Tough times means no rest for vendors
Theresa Ralogaivau
Monday, January 11, 2010
CHALLENGED by tough times, Labasa fruit and vegetable sellers are taking on an additional business day just to make ends meet. The vendors are seen at their stalls in and around town on Sundays, a rare sight on the day of rest in the Northern town. Anwar Shah, 38, heaps his oranges at a corner of the busstand capitalising on an opportunity to do business with Savusavu-bound passengers. He never had to do that before. "Times are tougher now, the same income two years ago is no longer sufficient for my family," he said.

The father of three from Korowiri, five kilometers outside Labasa, makes a living buying and selling fruits. "Before working from Monday to Saturday was enough but now I can't do that because I'll not make enough to meet all my family expenses and send my three children to school," he said. "I have to sacrifice my rest day to earn more."
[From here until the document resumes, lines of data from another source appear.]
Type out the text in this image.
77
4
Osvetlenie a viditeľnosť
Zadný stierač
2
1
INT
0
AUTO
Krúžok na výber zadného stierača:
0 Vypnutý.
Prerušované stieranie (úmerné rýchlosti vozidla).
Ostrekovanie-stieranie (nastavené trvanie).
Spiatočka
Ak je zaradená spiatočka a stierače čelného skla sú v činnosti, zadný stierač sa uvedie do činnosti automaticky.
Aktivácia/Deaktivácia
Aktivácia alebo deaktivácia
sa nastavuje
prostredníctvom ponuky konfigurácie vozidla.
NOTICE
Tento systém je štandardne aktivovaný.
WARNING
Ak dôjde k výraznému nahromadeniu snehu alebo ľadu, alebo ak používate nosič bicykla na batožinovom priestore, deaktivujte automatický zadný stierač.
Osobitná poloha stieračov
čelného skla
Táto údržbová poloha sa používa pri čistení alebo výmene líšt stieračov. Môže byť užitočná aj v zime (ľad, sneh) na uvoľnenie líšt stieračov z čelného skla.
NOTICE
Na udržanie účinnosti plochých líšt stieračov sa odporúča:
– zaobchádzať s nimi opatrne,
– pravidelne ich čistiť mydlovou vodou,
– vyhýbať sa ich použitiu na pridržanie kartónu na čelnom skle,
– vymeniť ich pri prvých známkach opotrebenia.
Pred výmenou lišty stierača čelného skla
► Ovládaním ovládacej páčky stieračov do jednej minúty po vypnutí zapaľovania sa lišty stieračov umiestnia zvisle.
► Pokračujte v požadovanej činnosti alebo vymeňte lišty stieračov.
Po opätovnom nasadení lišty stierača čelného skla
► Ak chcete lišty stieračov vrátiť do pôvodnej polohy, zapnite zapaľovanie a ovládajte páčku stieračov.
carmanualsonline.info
Mr Shah has been doing this for the past two months. And aside from working the extra day, equipping himself with better selling skills has become important. "I have to smile more, engage people in conversation, attract their attention so that I can sell the fruits," he said. "Once people stop, the likelihood they will buy is greater so I make sure they stop and talk." This he did by comically piling oranges on his body - people stared and stopped and Mr Shah was happy his strategy had worked.
And as the Fiji Sun journalist saw him - as a businessman.
Some bits I have put into 'bold'.

Benau businessman takes on challenge
Anwar Shah was the only person selling oranges at the Labasa bus stand yesterday.
Originally from Benau, a settlement outside Labasa, Mr Shah has been selling oranges for the past three years. He buys his oranges from the Batiri Citrus Farm in Dreketi and sells them at $2 a heap. “To survive the high cost of living we have to do something to earn extra cash,” he said.

The father of three said what helped him to cope was when the Fiji Development Bank provided him a grant to assist him in running his business.“I’m thankful for the assistance provided so that I can efficiently operate my business,” he said.

Mr Shah said life has been a struggle and he did not complete his form two at Vunimoli Secondary School.“I decided to leave school because I had no interest whatsoever in learning English. I was smart in Urdu Studies but not in English. Since English was a requirement subject at school I decided not to continue my education.”

When he left school, Mr Shah worked as a truck driver for 15 years. “I was driving for Vunimoli Sawmill Limited before I decided to venture out into selling vegetables and fruits at the Labasa market.

“Today, I’m happy to do this kind of business because at the end of the day I’m able to have some money to buy for my family’s evening meal,” By yesterday afternoon, Mr Shah had sold 90 heaps of oranges and took home about $180. Not bad for a day’s work.